Luthen, a force to be reckoned with behind the scenes of the rebellion, gave a powerful speech about his lost humanity for the cause in the penultimate episode. “ I wake up every day to an equation I wrote 15 years ago from which there’s only one conclusion, I’m damned for what I do,” Luthen mused. 

His sacrifice, perhaps the greatest of them all, was eloquently put into words, spoken with gravitas by Stellan Skarsgård: “What is my sacrifice? I’m condemned to use the tools of my enemy to defeat them. I burn my decency for someone else’s future. I burn my life to make a sunrise that I know I’ll never see.”

Andy Serkis’ Kino also fought for a brighter future he would never come to see. Kino was the reluctant leader of the rebellion within Narkina 5, the sadistic prison in which Cassian is imprisoned. The leader of his unit, Kino never wanted a rebellion but after learning none of the prisoners would ever live as free men, he led a passionate, relentless attack to free himself and others. 

andor andy serkis

Credit: Disney+

Except, Narkina 5 was surrounded by water. As others jumped off the deck to the depths of the sea, Kino was frozen. “I can’t swim,” he tells Cassian, who is soon pushed off into the water, forced to leave Kino behind. Kino was not seen after that, leaving his fate unknown. Did he sacrifice his life for others to run free? Or was he re-captured, forced to build more parts for what was revealed to be the Death Star in a post-credits scene? Or perhaps he did jump in the end, dying a free man. 
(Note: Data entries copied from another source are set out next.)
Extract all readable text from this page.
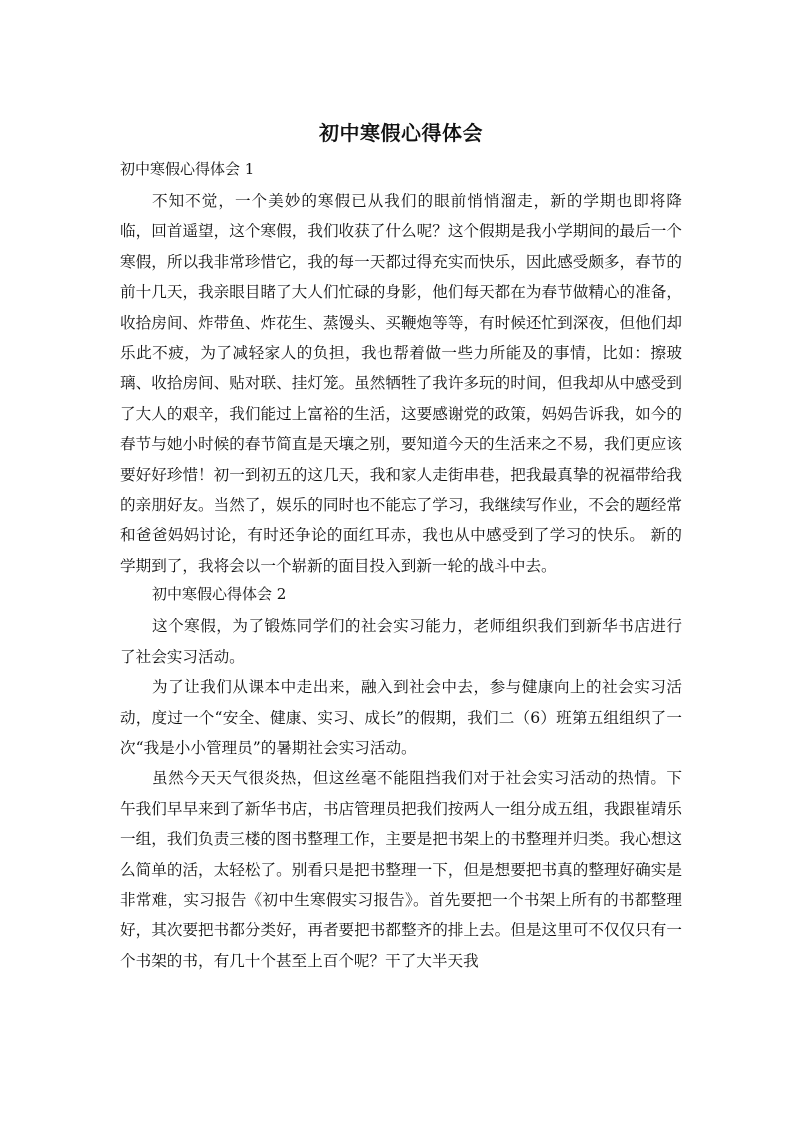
初中寒假心得体会
初中寒假心得体会 1

不知不觉，一个美妙的寒假已从我们的眼前悄悄溜走，新的学期也即将降临，回首遥望，这个寒假，我们收获了什么呢？这个假期是我小学期间的最后一个寒假，所以我非常珍惜它，我的每一天都过得充实而快乐，因此感受颇多，春节的前十几天，我亲眼目睹了大人们忙碌的身影，他们每天都在为春节做精心的准备，收拾房间、炸带鱼、炸花生、蒸馒头、买鞭炮等等，有时候还忙到深夜，但他们却乐此不疲，为了减轻家人的负担，我也帮着做一些力所能及的事情，比如：擦玻璃、收拾房间、贴对联、挂灯笼。虽然牺牲了我许多玩的时间，但我却从中感受到了大人的艰辛，我们能过上富裕的生活，这要感谢党的政策，妈妈告诉我，如今的春节与她小时候的春节简直是天壤之别，要知道今天的生活来之不易，我们更应该要好好珍惜！初一到初五的这几天，我和家人走街串巷，把我最真挚的祝福带给我的亲朋好友。当然了，娱乐的同时也不能忘了学习，我继续写作业，不会的题经常和爸爸妈妈讨论，有时还争论的面红耳赤，我也从中感受到了学习的快乐。 新的学期到了，我将会以一个崭新的面目投入到新一轮的战斗中去。

初中寒假心得体会 2

这个寒假，为了锻炼同学们的社会实习能力，老师组织我们到新华书店进行了社会实习活动。

为了让我们从课本中走出来，融入到社会中去，参与健康向上的社会实习活动，度过一个“安全、健康、实习、成长”的假期，我们二（6）班第五组组织了一次“我是小小管理员”的暑期社会实习活动。

虽然今天天气很炎热，但这丝毫不能阻挡我们对于社会实习活动的热情。下午我们早早来到了新华书店，书店管理员把我们按两人一组分成五组，我跟崔靖乐一组，我们负责三楼的图书整理工作，主要是把书架上的书整理并归类。我心想这么简单的活，太轻松了。别看只是把书整理一下，但是想要把书真的整理好确实是非常难，实习报告《初中生寒假实习报告》。首先要把一个书架上所有的书都整理好，其次要把书都分类好，再者要把书都整齐的排上去。但是这里可不仅仅只有一个书架的书，有几十个甚至上百个呢？干了大半天我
Cassian has already been through the wringer in the first season of Andor, and while there’s no plot details for season two, we know that eventually Cassian will sacrifice himself for the cause. At the end of Rogue One, he perishes while holding Jyn Erso as the Death Star wreaks havoc on the planet of Scarif. Cassian’s story is defined by sacrifice, by fighting the good fight to the very end and dying not a hero, but a fighter. No other Star Wars film or show has managed to truly rejuvenate or reinvent the franchise quite as Andor has.

While there’s no official release date for season two, Andor will without a doubt continue its more nuanced, complicated exploration of the rebellion. A series that arrived without much demand has made itself into possibly the best Star Wars series out there with a powerful message about the very personal price for the greater good.